Son aylarda kamuoyunda en sık dile getirilen kavramların “masumiyet karinesi” ve “düşman ceza hukuku” olduğunu hatırlatan Yıldız, Anayasa’nın 38/4. maddesini anımsatarak, “Suçluluğu hükmen sabit oluncaya kadar kimse suçlu sayılamaz” dedi. Bu düzenlemenin bir karineyi ifade ettiğini ancak ceza muhakemesinde esas olanın “şüpheden sanık yararlanır” ilkesi olduğunu ifade etti.
“TUTUKLAMA TEDBİRİ ÖLÇÜLÜLÜK ÇERÇEVESİNDE DEĞERLENDİRİLMELİ”
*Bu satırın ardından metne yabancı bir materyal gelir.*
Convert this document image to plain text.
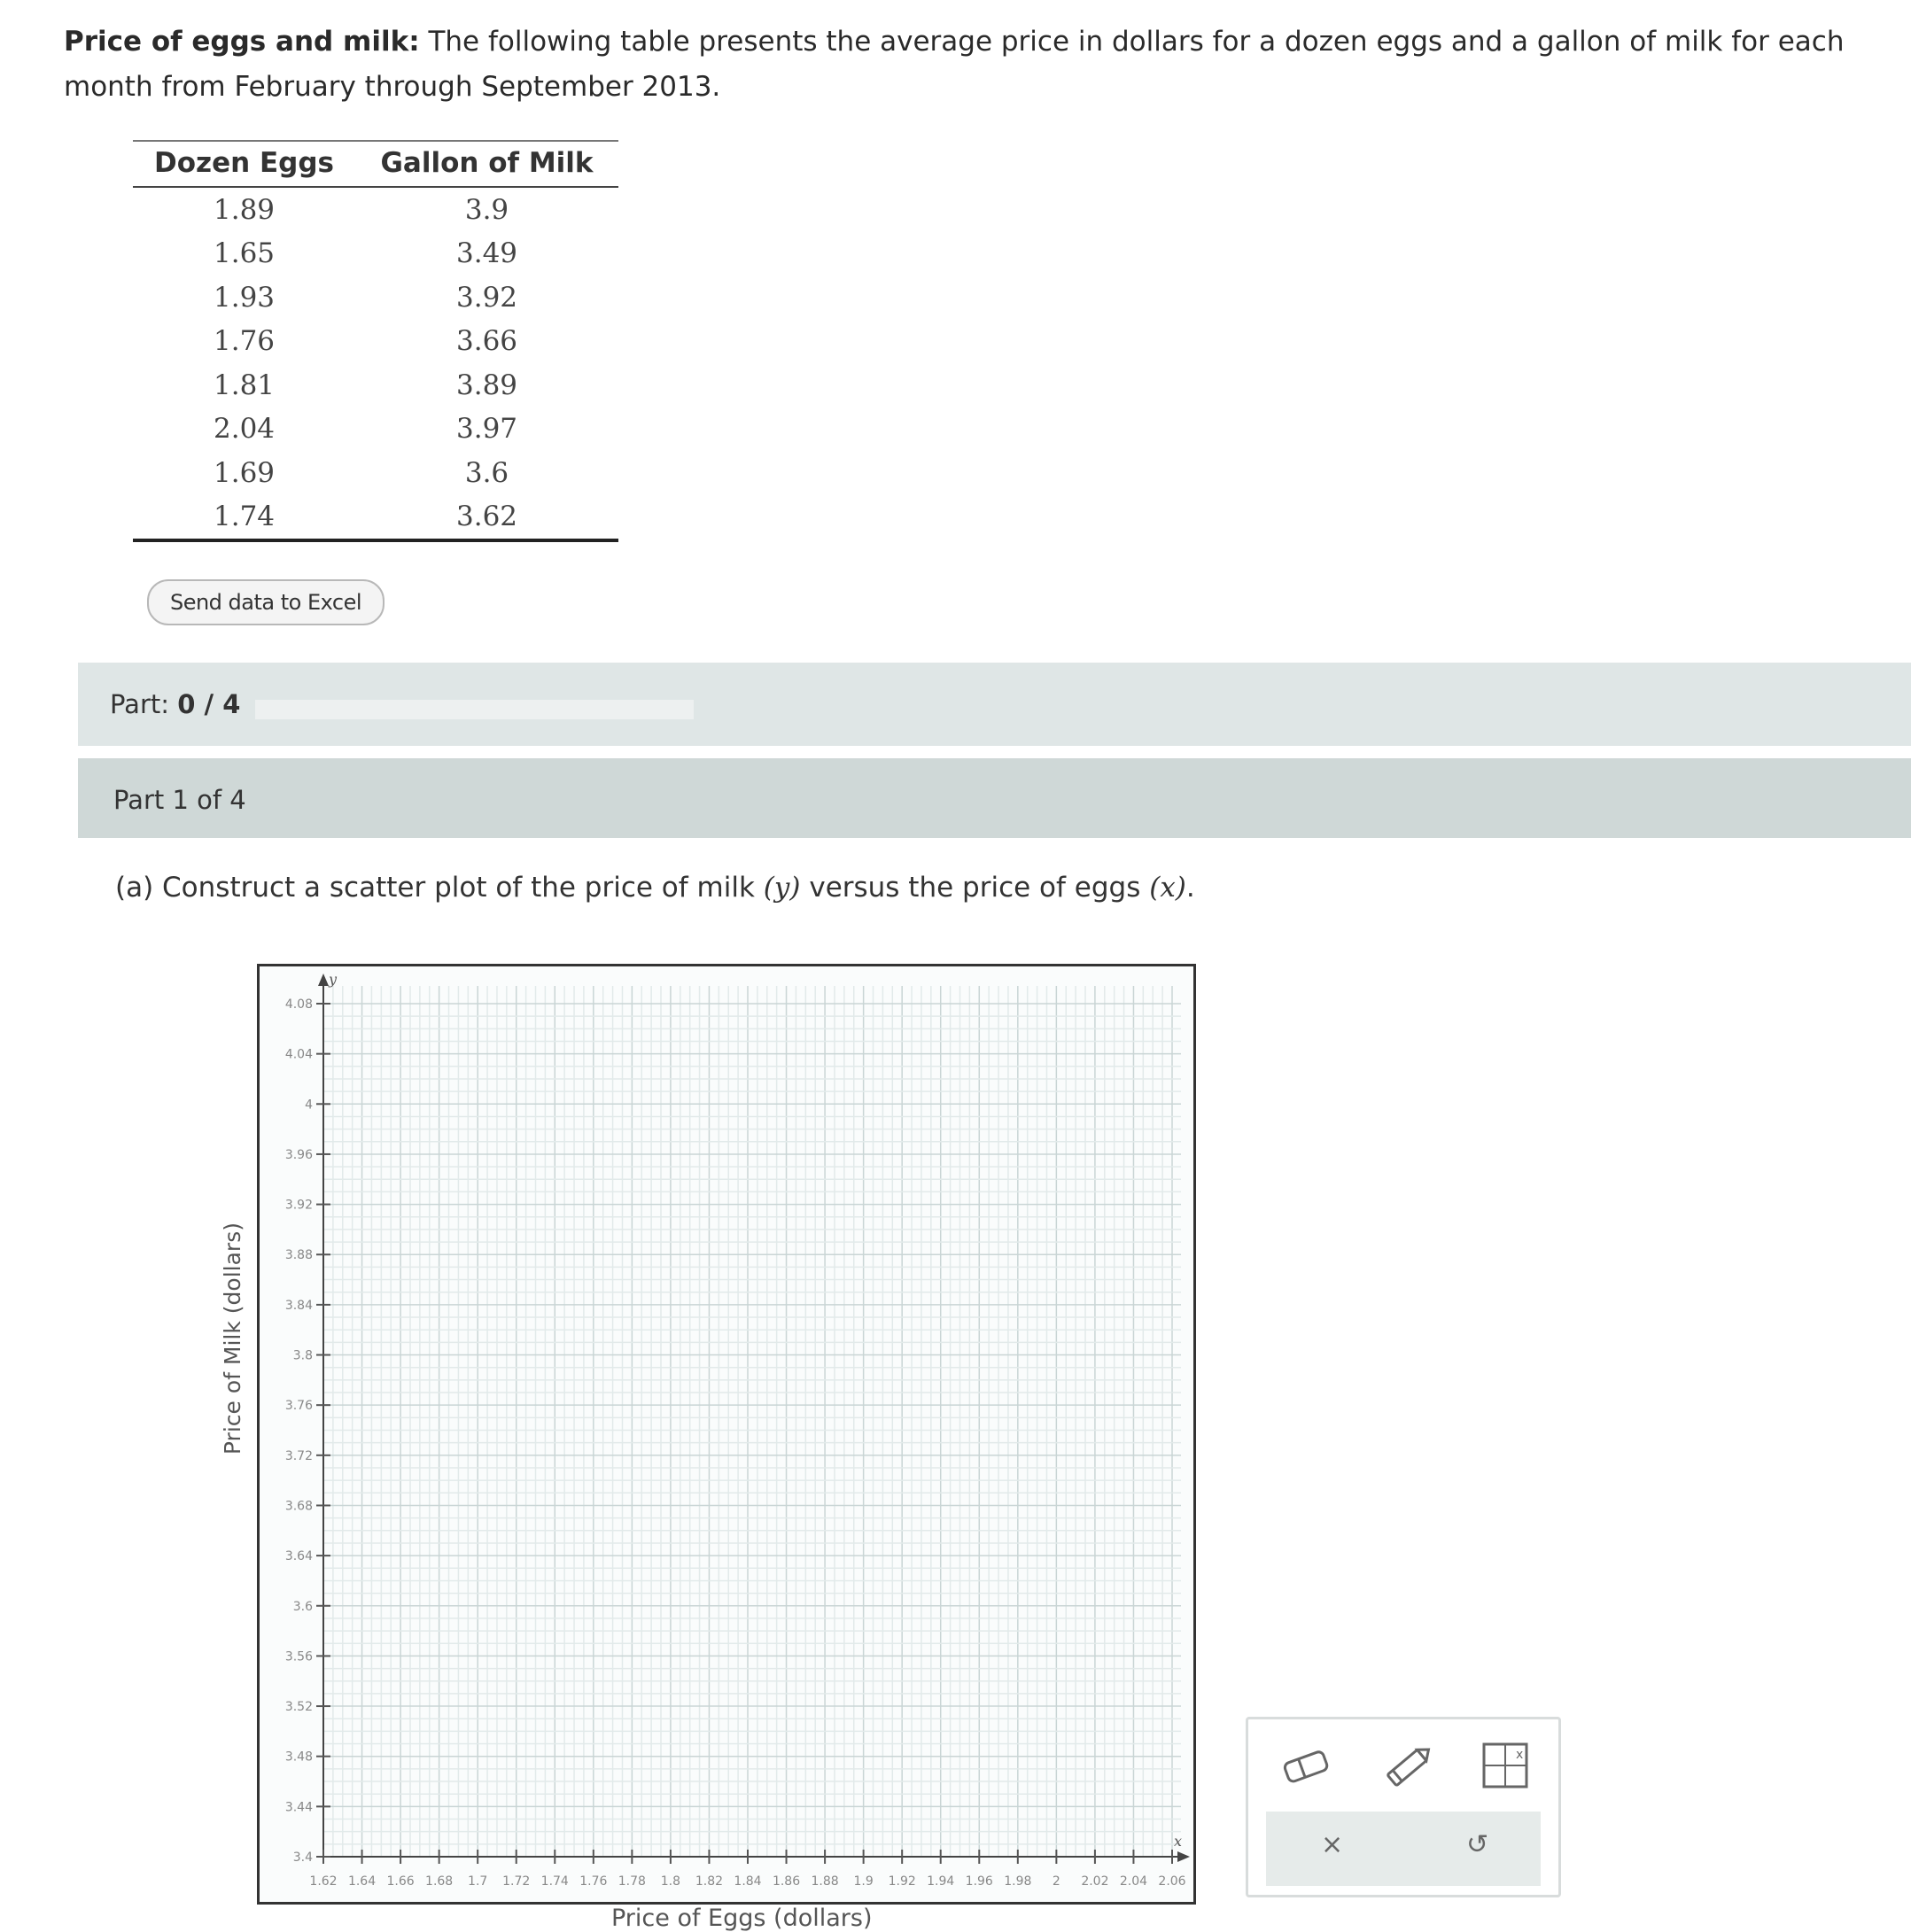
Price of eggs and milk: The following table presents the average price in dollars for a dozen eggs and a gallon of milk for each month from February through September 2013.
Dozen Eggs	Gallon of Milk
1.89	3.9
1.65	3.49
1.93	3.92
1.76	3.66
1.81	3.89
2.04	3.97
1.69	3.6
1.74	3.62
Send data to Excel
Part: 0 / 4
Part 1 of 4
(a) Construct a scatter plot of the price of milk (y) versus the price of eggs (x).
x
y
1.62 1.64 1.66 1.68 1.7 1.72 1.74 1.76 1.78 1.8 1.82 1.84 1.86 1.88 1.9 1.92 1.94 1.96 1.98 2 2.02 2.04 2.06
3.4
3.44
3.48
3.52
3.56
3.6
3.64
3.68
3.72
3.76
3.8
3.84
3.88
3.92
3.96
4
4.04
4.08
Price of Milk (dollars)
Price of Eggs (dollars)
x
×	↺
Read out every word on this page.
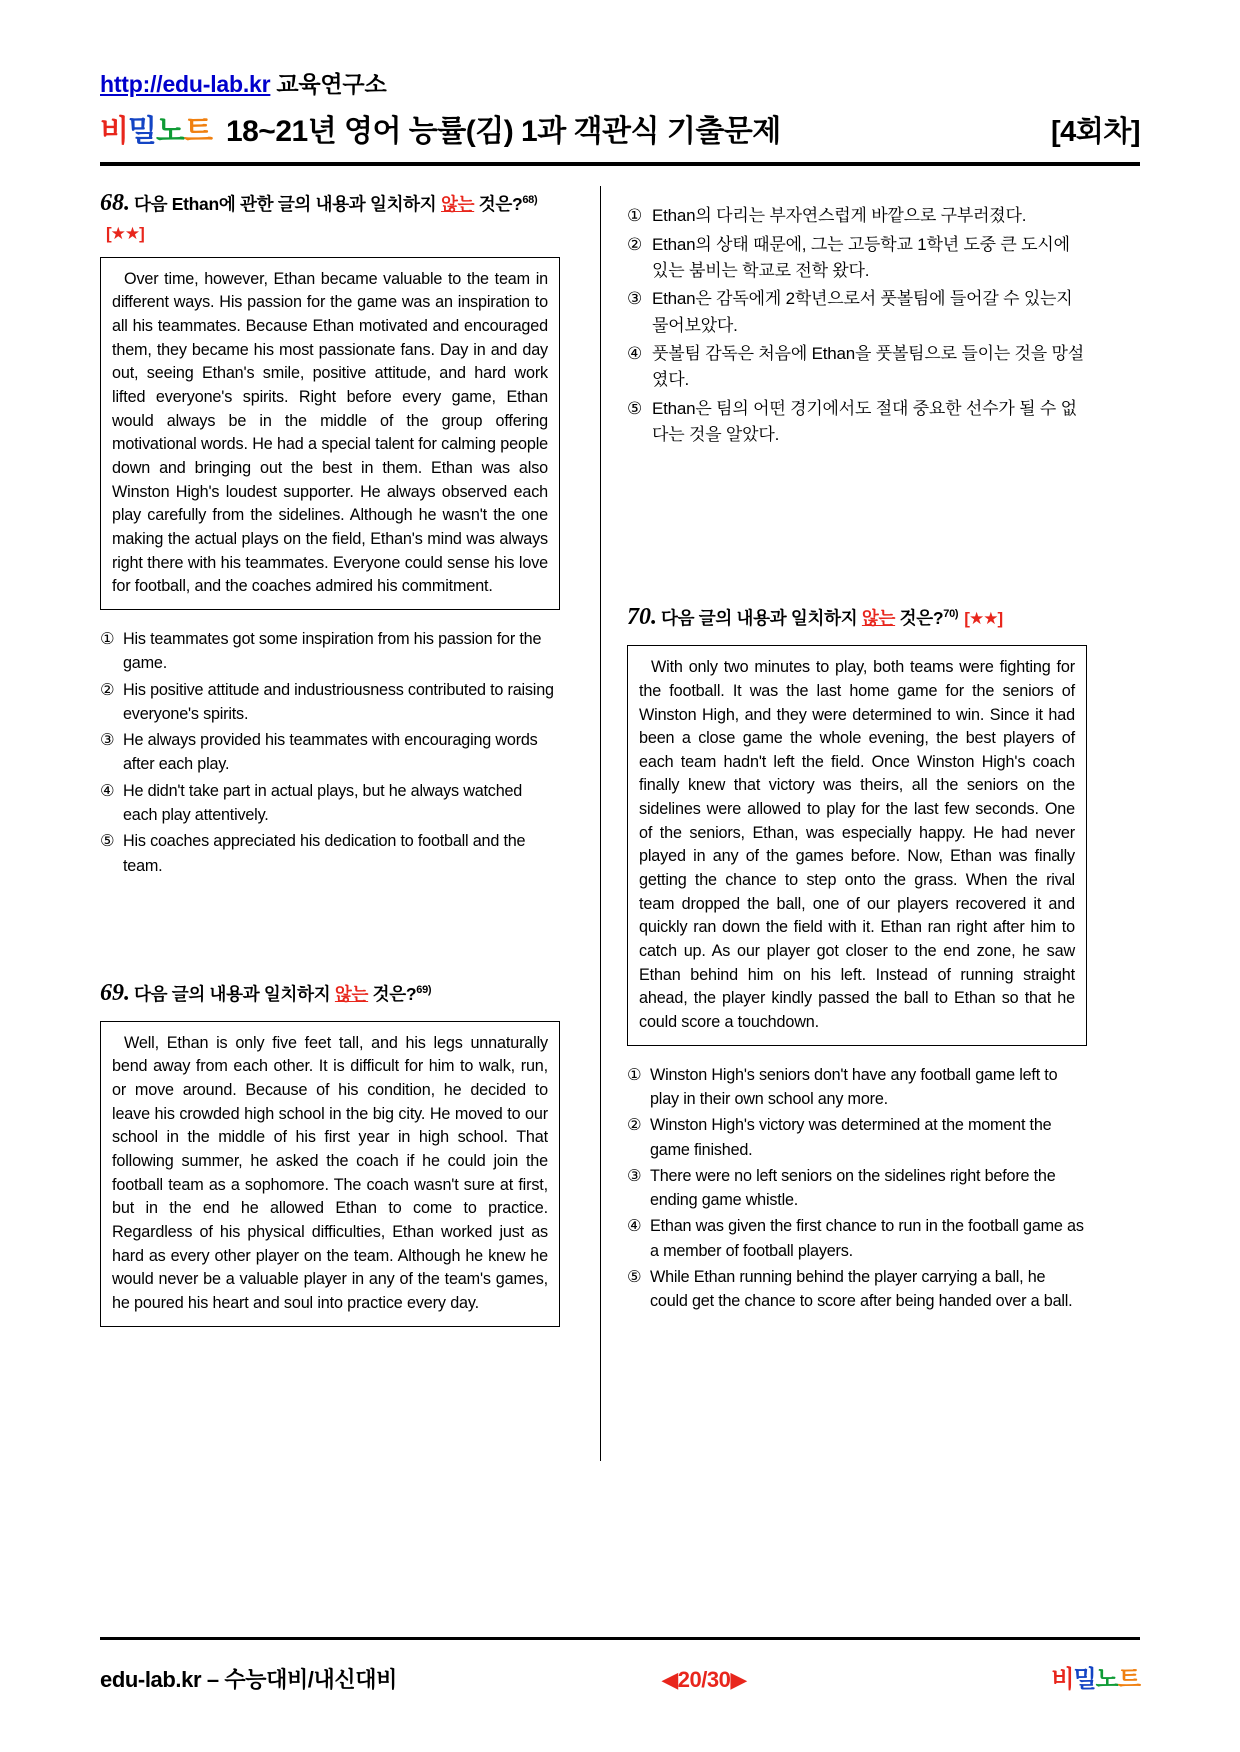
http://edu-lab.kr 교육연구소
비밀노트 18~21년 영어 능률(김) 1과 객관식 기출문제	[4회차]
68. 다음 Ethan에 관한 글의 내용과 일치하지 않는 것은?$^{68)}$[★★]

Over time, however, Ethan became valuable to the team in different ways. His passion for the game was an inspiration to all his teammates. Because Ethan motivated and encouraged them, they became his most passionate fans. Day in and day out, seeing Ethan's smile, positive attitude, and hard work lifted everyone's spirits. Right before every game, Ethan would always be in the middle of the group offering motivational words. He had a special talent for calming people down and bringing out the best in them. Ethan was also Winston High's loudest supporter. He always observed each play carefully from the sidelines. Although he wasn't the one making the actual plays on the field, Ethan's mind was always right there with his teammates. Everyone could sense his love for football, and the coaches admired his commitment.

① His teammates got some inspiration from his passion for the game.
② His positive attitude and industriousness contributed to raising everyone's spirits.
③ He always provided his teammates with encouraging words after each play.
④ He didn't take part in actual plays, but he always watched each play attentively.
⑤ His coaches appreciated his dedication to football and the team.
69. 다음 글의 내용과 일치하지 않는 것은?$^{69)}$

Well, Ethan is only five feet tall, and his legs unnaturally bend away from each other. It is difficult for him to walk, run, or move around. Because of his condition, he decided to leave his crowded high school in the big city. He moved to our school in the middle of his first year in high school. That following summer, he asked the coach if he could join the football team as a sophomore. The coach wasn't sure at first, but in the end he allowed Ethan to come to practice. Regardless of his physical difficulties, Ethan worked just as hard as every other player on the team. Although he knew he would never be a valuable player in any of the team's games, he poured his heart and soul into practice every day.

① Ethan의 다리는 부자연스럽게 바깥으로 구부러졌다.
② Ethan의 상태 때문에, 그는 고등학교 1학년 도중 큰 도시에 있는 붐비는 학교로 전학 왔다.
③ Ethan은 감독에게 2학년으로서 풋볼팀에 들어갈 수 있는지 물어보았다.
④ 풋볼팀 감독은 처음에 Ethan을 풋볼팀으로 들이는 것을 망설였다.
⑤ Ethan은 팀의 어떤 경기에서도 절대 중요한 선수가 될 수 없다는 것을 알았다.
70. 다음 글의 내용과 일치하지 않는 것은?$^{70)}$ [★★]

With only two minutes to play, both teams were fighting for the football. It was the last home game for the seniors of Winston High, and they were determined to win. Since it had been a close game the whole evening, the best players of each team hadn't left the field. Once Winston High's coach finally knew that victory was theirs, all the seniors on the sidelines were allowed to play for the last few seconds. One of the seniors, Ethan, was especially happy. He had never played in any of the games before. Now, Ethan was finally getting the chance to step onto the grass. When the rival team dropped the ball, one of our players recovered it and quickly ran down the field with it. Ethan ran right after him to catch up. As our player got closer to the end zone, he saw Ethan behind him on his left. Instead of running straight ahead, the player kindly passed the ball to Ethan so that he could score a touchdown.

① Winston High's seniors don't have any football game left to play in their own school any more.
② Winston High's victory was determined at the moment the game finished.
③ There were no left seniors on the sidelines right before the ending game whistle.
④ Ethan was given the first chance to run in the football game as a member of football players.
⑤ While Ethan running behind the player carrying a ball, he could get the chance to score after being handed over a ball.
edu-lab.kr – 수능대비/내신대비	◀20/30▶	비밀노트
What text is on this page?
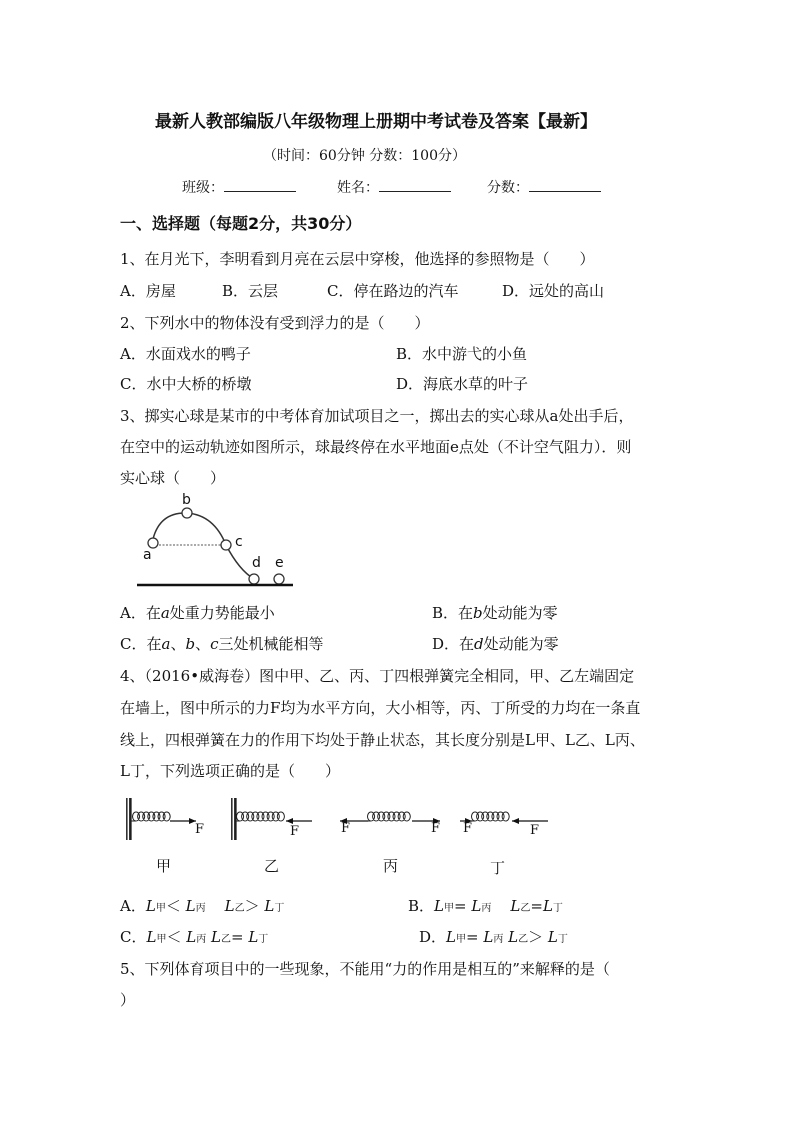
最新人教部编版八年级物理上册期中考试卷及答案【最新】
（时间：60分钟 分数：100分）
班级：	姓名：	分数：
一、选择题（每题2分，共30分）
1、在月光下，李明看到月亮在云层中穿梭，他选择的参照物是（　　）
A．房屋	B．云层	C．停在路边的汽车	D．远处的高山
2、下列水中的物体没有受到浮力的是（　　）
A．水面戏水的鸭子	B．水中游弋的小鱼
C．水中大桥的桥墩	D．海底水草的叶子
3、掷实心球是某市的中考体育加试项目之一，掷出去的实心球从a处出手后，
在空中的运动轨迹如图所示，球最终停在水平地面e点处（不计空气阻力）．则
实心球（　　）
a
b
c
d e
A．在a处重力势能最小	B．在b处动能为零
C．在a、b、c三处机械能相等	D．在d处动能为零
4、（2016•威海卷）图中甲、乙、丙、丁四根弹簧完全相同，甲、乙左端固定
在墙上，图中所示的力F均为水平方向，大小相等，丙、丁所受的力均在一条直
线上，四根弹簧在力的作用下均处于静止状态，其长度分别是L甲、L乙、L丙、
L丁，下列选项正确的是（　　）
F	F	F	F F	F
甲	乙	丙	丁
A．L甲＜ L丙 L乙＞ L丁	B．L甲= L丙 L乙=L丁
C．L甲＜ L丙 L乙= L丁	D．L甲= L丙 L乙＞ L丁
5、下列体育项目中的一些现象，不能用“力的作用是相互的”来解释的是（
）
Tutuklama kararlarına ilişkin değerlendirmelerde de bulunan Yıldız, “Çoğu koruma tedbirinin, özellikle kamu menfaati amacıyla hürriyeti kısıtlaması ve tutuklama tedbirinin masumiyet karinesiyle ne ölçüde bağdaştığı, aslında akademik bir tartışma konusudur. Ceza yargılamasında ‘ölçülülük’ ilkesi ayaklar altına alınmıyorsa, mutlak bir zorunluluk bulunmuyorsa, tutuklama yerine alternatif tedbirler düşünülmelidir” ifadelerini kullandı.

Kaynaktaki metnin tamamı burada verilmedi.